Can the community of condominium owners decide on the use or exploitation of a joint employee invention?

According to Lehmann-Richter/Wobst, the community of condominium owners is fundamentally empowered to decide, by resolution, on the use and exploitation of an employee invention relating to common property. This derives from the management authority of the association pursuant to § 18 WEG. For example, the meeting may determine that an invention is to be marketed or licensed, and which administrators are responsible. However, resolutions that unreasonably restrict or affect the property of individual members may be challengeable or, in individual cases, void. When passing resolutions, the association must always respect the principle of proper management and weigh the interests of all owners.

How is the share of proceeds from the employee invention among the condominium owners calculated?

Lehmann-Richter/Wobst clarifies that, unless otherwise regulated by specific agreement or the partition declaration, revenue from the employee invention is to be distributed based on the ratio of the co-ownership shares. Proceeds—such as from licenses, sales, or direct use—are uniformly considered common income and are subject to the cost and liability allocation method. Variations from this may be made by resolutions in accordance with § 16 para. 2 WEG, as long as the limits of proper management are observed.

What co-determination rights do owners of individual units have in connection with an employee invention?

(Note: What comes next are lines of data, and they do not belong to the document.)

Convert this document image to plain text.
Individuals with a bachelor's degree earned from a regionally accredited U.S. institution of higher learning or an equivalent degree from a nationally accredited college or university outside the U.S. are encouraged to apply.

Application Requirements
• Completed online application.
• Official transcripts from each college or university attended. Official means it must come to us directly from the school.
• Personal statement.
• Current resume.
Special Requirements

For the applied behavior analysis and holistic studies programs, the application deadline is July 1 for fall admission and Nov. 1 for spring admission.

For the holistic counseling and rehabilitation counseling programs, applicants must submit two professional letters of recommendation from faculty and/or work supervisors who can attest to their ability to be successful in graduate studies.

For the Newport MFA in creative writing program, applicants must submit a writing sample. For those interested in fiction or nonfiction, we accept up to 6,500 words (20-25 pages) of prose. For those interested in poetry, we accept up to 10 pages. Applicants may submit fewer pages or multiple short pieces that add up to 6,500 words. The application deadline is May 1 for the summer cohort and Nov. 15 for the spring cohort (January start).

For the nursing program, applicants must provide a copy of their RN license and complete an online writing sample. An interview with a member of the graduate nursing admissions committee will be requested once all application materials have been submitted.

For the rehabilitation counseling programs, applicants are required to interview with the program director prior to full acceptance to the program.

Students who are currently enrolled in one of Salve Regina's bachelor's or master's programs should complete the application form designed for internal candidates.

In terms of co-determination rights, owners of individual units, according to Lehmann-Richter/Wobst, are primarily referred to the decision-making process in the owners’ meeting with regard to the common property. Individual co-determination rights in the development, registration, or marketing of an employee invention generally do not exist, so long as it concerns original common property. In specific cases, other arrangements may be stipulated in the community agreement or by explicit majority decisions. If the invention is related to a separate property, a co-use right or a duty of participation by the association may be considered.

What liability risks exist for the association or individual owners for infringement of third-party IP rights through employee inventions?

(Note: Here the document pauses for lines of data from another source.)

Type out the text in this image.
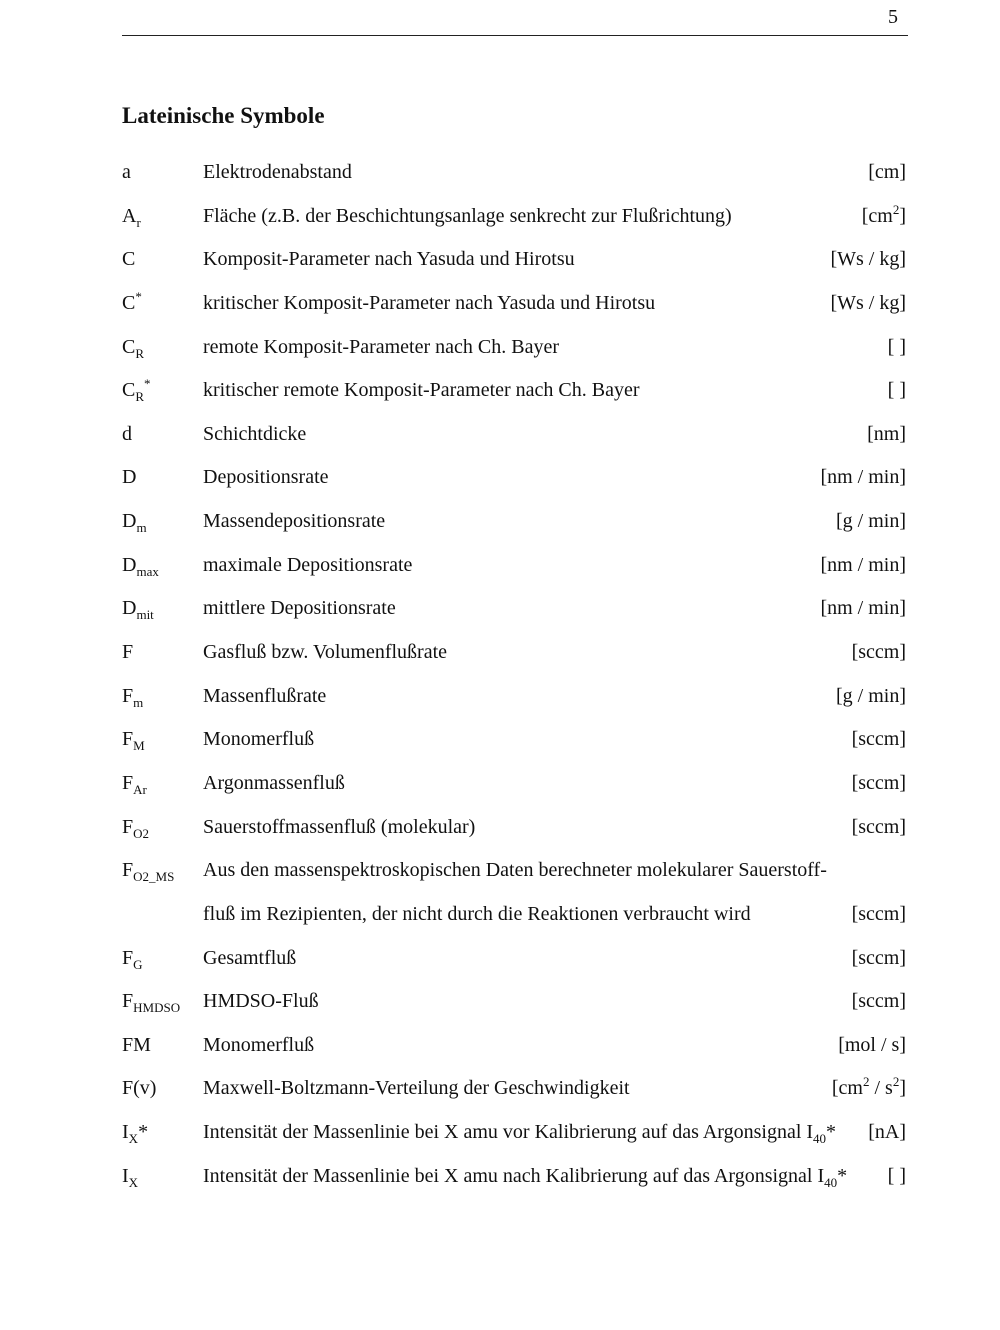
5
Lateinische Symbole
a	Elektrodenabstand	[cm]
$A_r$	Fläche (z.B. der Beschichtungsanlage senkrecht zur Flußrichtung)	$[cm^2]$
C	Komposit-Parameter nach Yasuda und Hirotsu	[Ws / kg]
C*	kritischer Komposit-Parameter nach Yasuda und Hirotsu	[Ws / kg]
$C_R$	remote Komposit-Parameter nach Ch. Bayer	[ ]
$C_R^*$	kritischer remote Komposit-Parameter nach Ch. Bayer	[ ]
d	Schichtdicke	[nm]
D	Depositionsrate	[nm / min]
$D_m$	Massendepositionsrate	[g / min]
$D_{max}$ maximale Depositionsrate	[nm / min]
$D_{mit}$ mittlere Depositionsrate	[nm / min]
F	Gasfluß bzw. Volumenflußrate	[sccm]
$F_m$	Massenflußrate	[g / min]
$F_M$	Monomerfluß	[sccm]
$F_{Ar}$	Argonmassenfluß	[sccm]
$F_{O2}$	Sauerstoffmassenfluß (molekular)	[sccm]
$F_{O2\_MS}$ Aus den massenspektroskopischen Daten berechneter molekularer Sauerstoff-
fluß im Rezipienten, der nicht durch die Reaktionen verbraucht wird	[sccm]
$F_G$	Gesamtfluß	[sccm]
$F_{HMDSO}$ HMDSO-Fluß	[sccm]
FM	Monomerfluß	[mol / s]
F(v) Maxwell-Boltzmann-Verteilung der Geschwindigkeit	$[cm^2 / s^2]$
$I_X*$	Intensität der Massenlinie bei X amu vor Kalibrierung auf das Argonsignal $I_{40}*$ [nA]
$I_X$	Intensität der Massenlinie bei X amu nach Kalibrierung auf das Argonsignal $I_{40}*$ [ ]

On this point, Lehmann-Richter/Wobst explains that the association must ensure, when using, sharing, or exploiting an employee invention, that no third-party rights (e.g., patents, registered designs, or trademarks) are infringed. In cases of culpable or negligent infringement, injunctive relief and damages may be asserted against the condominium association and, in individual cases, against individual acting owners, especially advisory board members or the administrator. Therefore, it is advisable to conduct a comprehensive legal review prior to commercial exploitation and to inform all members of potential risks.

Can condominium owners demand the waiver of an employee invention?

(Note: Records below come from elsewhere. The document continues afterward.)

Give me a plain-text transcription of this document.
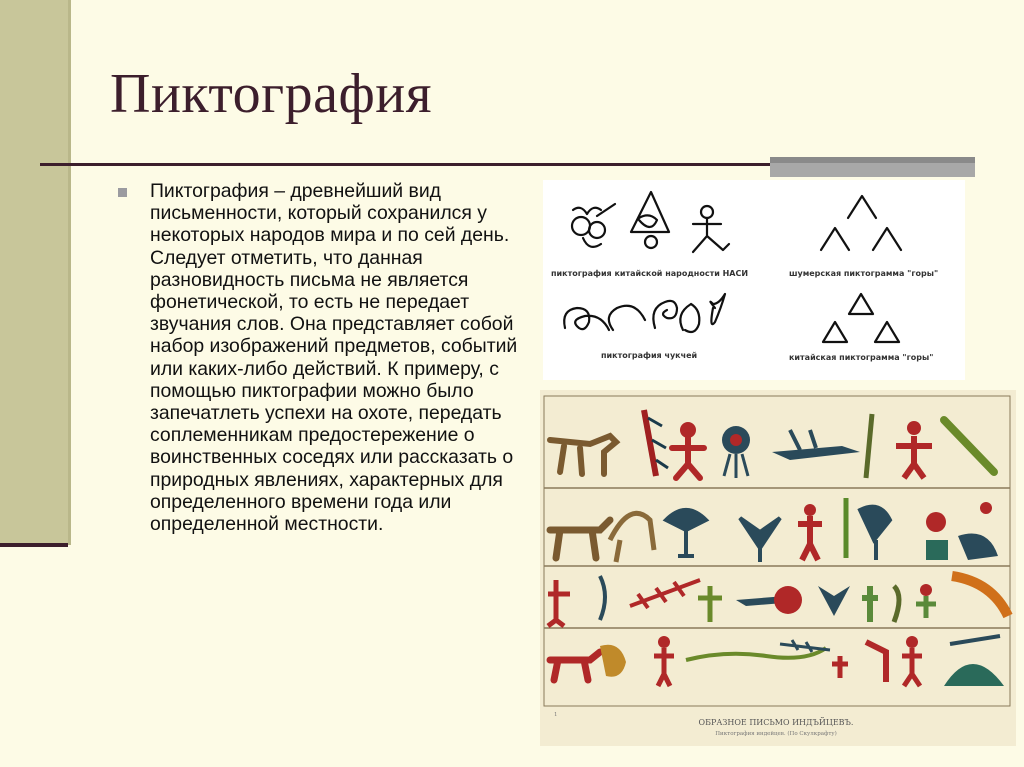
Пиктография

Пиктография – древнейший вид письменности, который сохранился у некоторых народов мира и по сей день. Следует отметить, что данная разновидность письма не является фонетической, то есть не передает звучания слов. Она представляет собой набор изображений предметов, событий или каких-либо действий. К примеру, с помощью пиктографии можно было запечатлеть успехи на охоте, передать соплеменникам предостережение о воинственных соседях или рассказать о природных явлениях, характерных для определенного времени года или определенной местности.

пиктография китайской народности НАСИ	шумерская пиктограмма "горы"
пиктография чукчей	китайская пиктограмма "горы"
1
ОБРАЗНОЕ ПИСЬМО ИНДЪЙЦЕВЪ.
Пиктография индейцев. (По Скулкрафту)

Waiving an employee invention in the common property is a far-reaching act that cannot be enforced by individual owners. According to Lehmann-Richter/Wobst, a formal resolution by the association is required, which may need to be unanimous, especially if assets are involved. An individual owner may only demand waiver if he or she would otherwise suffer serious, unacceptable disadvantages, which must be proven in each case. Otherwise, the majority principle applies, but minority rights must be observed and the right to proper management must always be ensured.

How are disputes between condominium owners regarding distribution of income from the employee invention resolved?

Disputes about the remittance or distribution of proceeds from an employee invention are generally resolved through a resolution action before the competent local court (condominium matter). Lehmann-Richter/Wobst recommends compliance with out-of-court dispute resolution, such as mediation or intervention by the administrator, before legal proceedings are initiated. The interpretation of the community agreement, the partition declaration, and any special regulations is always decisive. In cases of uncertainty, the court will ultimately decide, taking into account the principles of condominium law and proper management.